Ferdinand Heinemann (FDP) hält zwar die „Intention des Antrags für nachvollziehbar“. „Bei dem sechsten Punkt aber muss ich noch überzeugt werden, da sehe ich schwarz“, sagte er. Strenge Vorgaben seien nicht in seinem Sinne. Ihm folgte auch Marc Groesdonk (CDU): „Mit einem strammen Verbot würden wir wahrscheinlich das Gegenteil erreichen. Vielmehr sollten wir Anregungen geben, wie man seinen Vorgarten insektenfreundlicher gestalten kann.“ Weiter frage er sich, was eine solche Satzungsänderung bringe, wenn dann im Garten der Kirschlorbeer gepflanzt oder der Rasen ständig gemäht würde. Den Kirschloorbeer hält der NABU für eine „hochgiftige, ökologische Pest“, sogar eine Betonmauer sei für die Natur wertvoller. Ratsak aber entgegnete, Vorgaben zur Gestaltung des Vorgartens würden nicht das Ende der Freiheit bedeuten. Sein Parteikollege Gerd Engler rief alle Fraktionen dazu auf, eine etwaige Entscheidung über Parteigrenzen hinweg zu tragen und sich auch gemeinsam der etwaigen Kritik von Bürgern zu stellen.

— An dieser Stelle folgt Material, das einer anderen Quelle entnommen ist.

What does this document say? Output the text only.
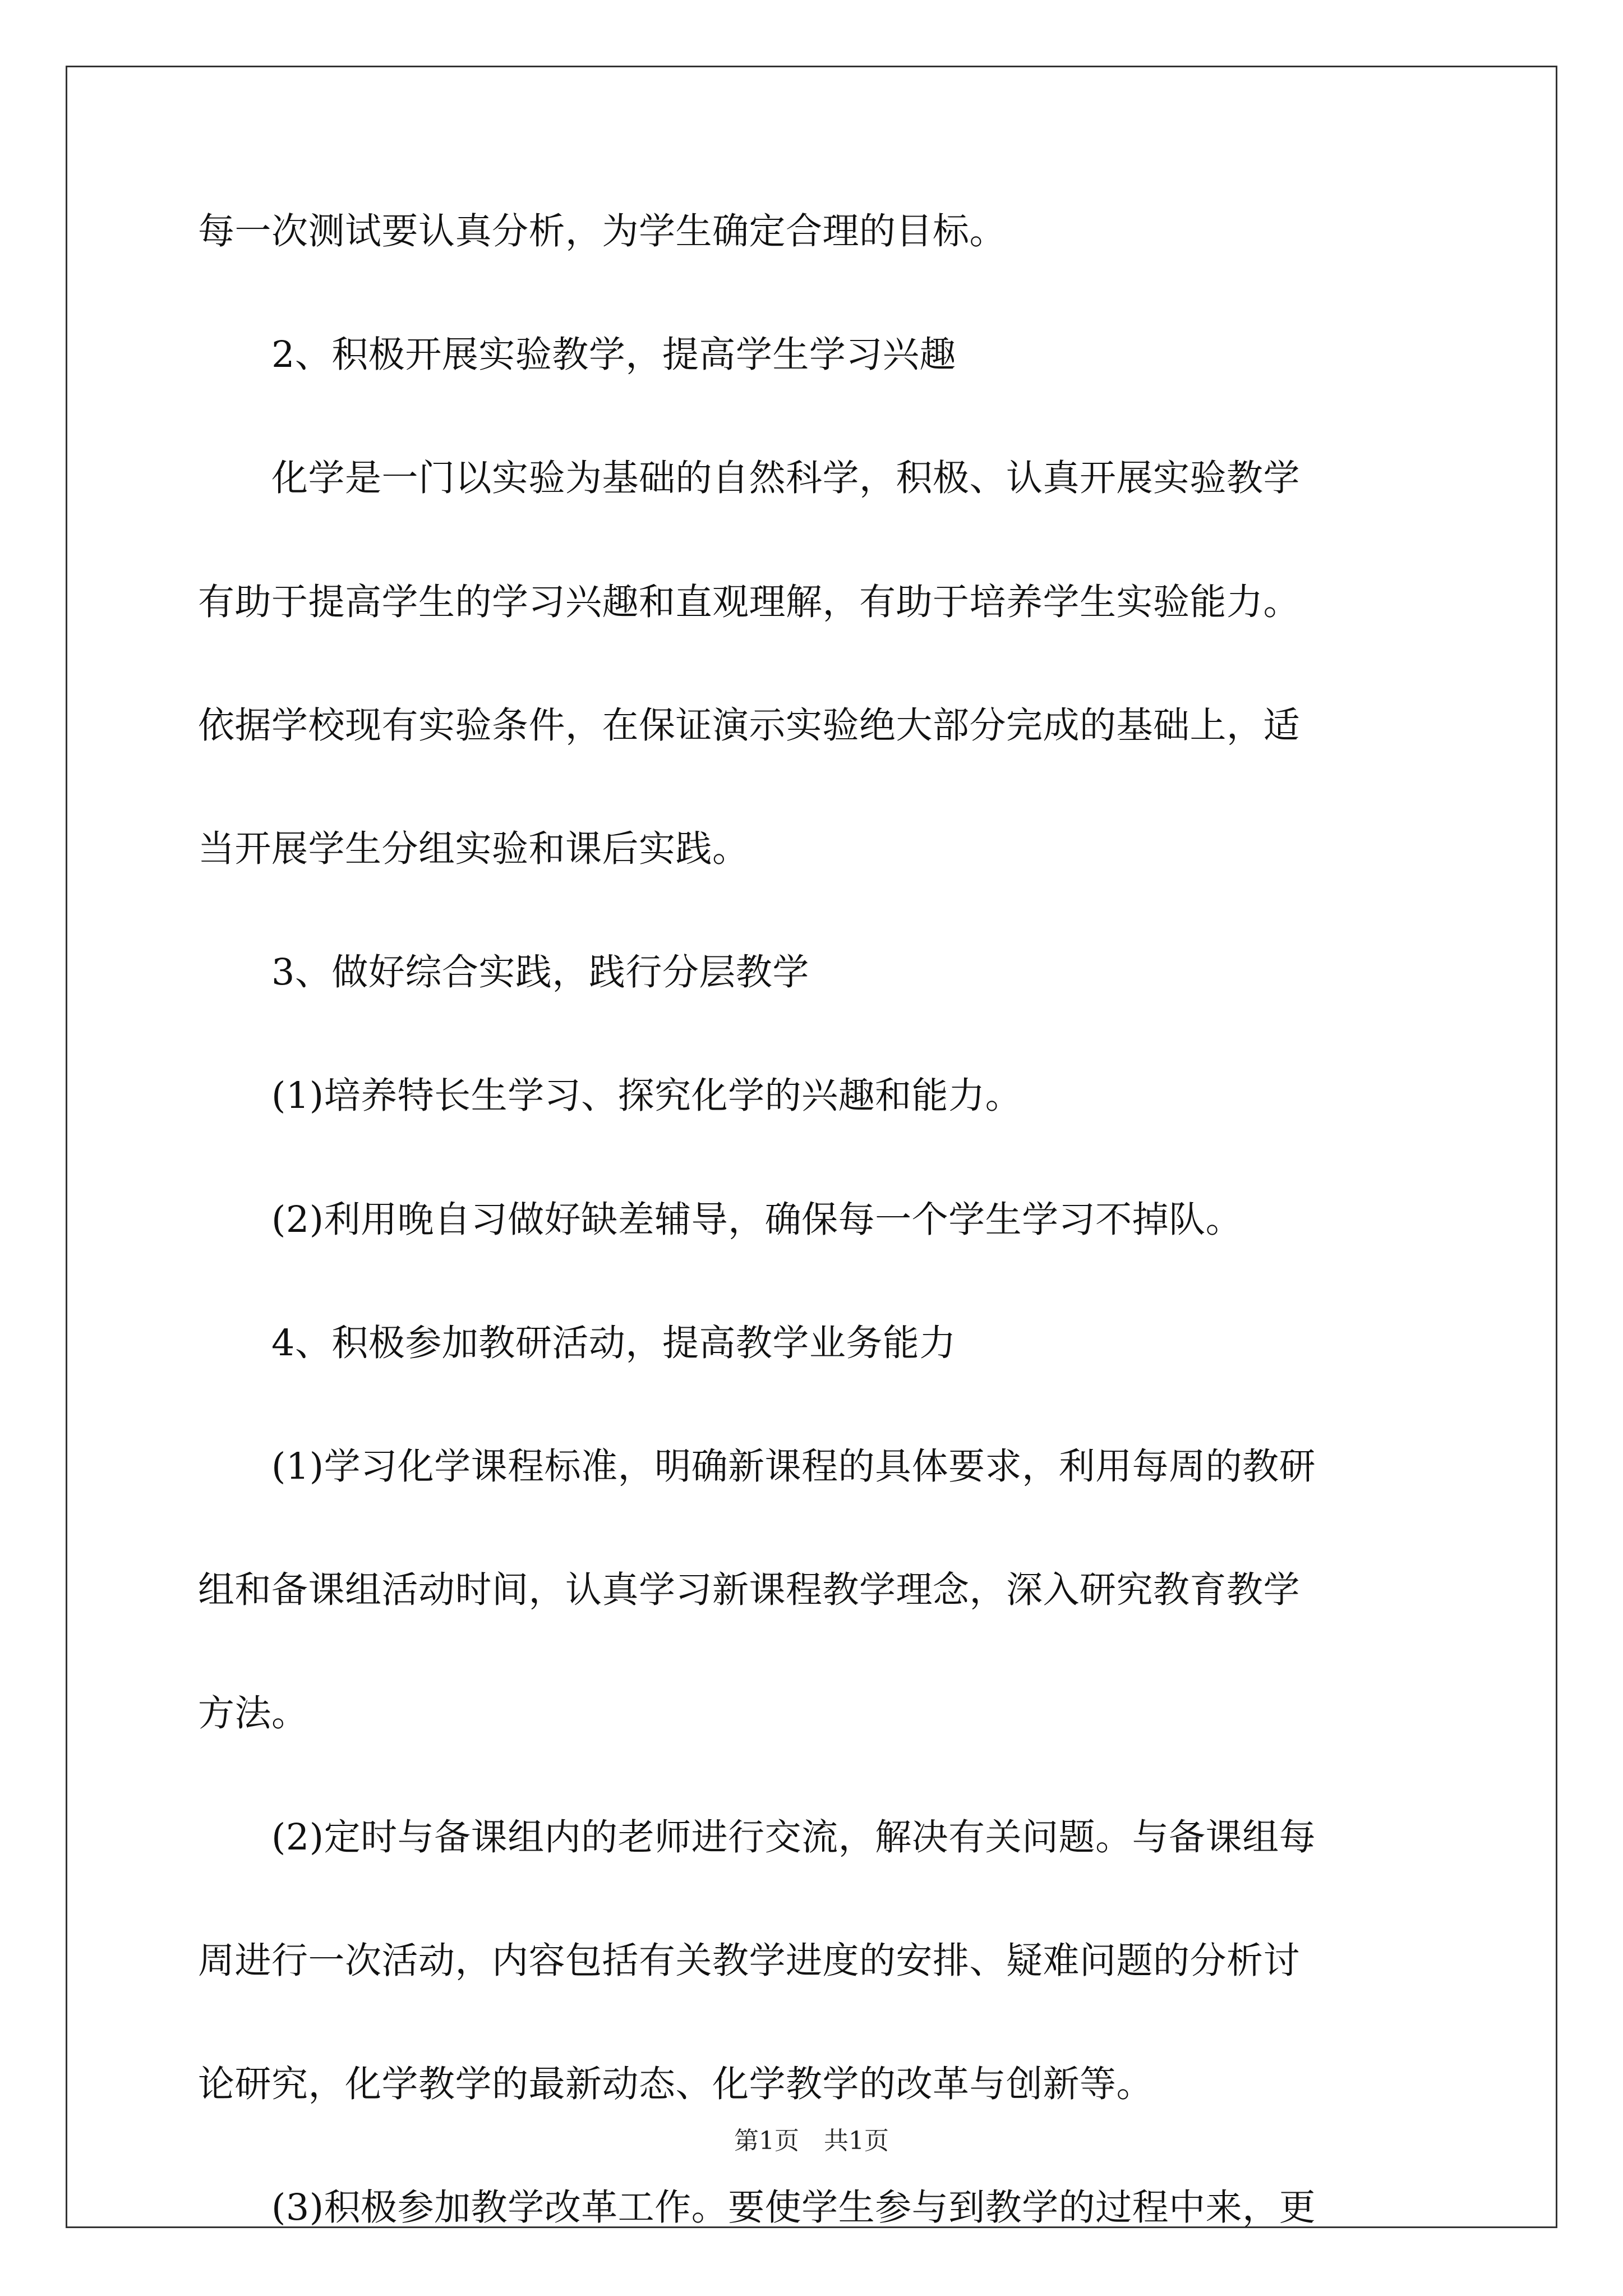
每一次测试要认真分析，为学生确定合理的目标。
　　2、积极开展实验教学，提高学生学习兴趣
　　化学是一门以实验为基础的自然科学，积极、认真开展实验教学
有助于提高学生的学习兴趣和直观理解，有助于培养学生实验能力。
依据学校现有实验条件，在保证演示实验绝大部分完成的基础上，适
当开展学生分组实验和课后实践。
　　3、做好综合实践，践行分层教学
　　(1)培养特长生学习、探究化学的兴趣和能力。
　　(2)利用晚自习做好缺差辅导，确保每一个学生学习不掉队。
　　4、积极参加教研活动，提高教学业务能力
　　(1)学习化学课程标准，明确新课程的具体要求，利用每周的教研
组和备课组活动时间，认真学习新课程教学理念，深入研究教育教学
方法。
　　(2)定时与备课组内的老师进行交流，解决有关问题。与备课组每
周进行一次活动，内容包括有关教学进度的安排、疑难问题的分析讨
论研究，化学教学的最新动态、化学教学的改革与创新等。
　　(3)积极参加教学改革工作。要使学生参与到教学的过程中来，更
第1页　共1页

Die sogenannten Schotter- und Steingärten sind praktisch, aber ökologisch wertlos. Einige Städte haben sie bereits per Satzung verboten. Foto: dpa/Carmen Jaspersen

Wolfgang Janssen wies im Namen der Stadt darauf hin, dass es noch einige Monate benötige, ein Konzept zur Insektenfreundlichkeit aufzustellen und einen Kostenrahmen zu nennen. Erst dann könne ein endgültiges Votum gefällt werden. Dennoch würden schon jetzt kurzfristige Maßnahmen ergriffen, um Blühwiesen einzurichten. „Wir erleben hier einen Mentalitätswandel. Für die heutigen Blühwiesen hätten wir vor einigen Jahren noch wütende Anrufe von Bürgern bekommen, wie schandalig das denn aussehen würde“, sagte Janssen.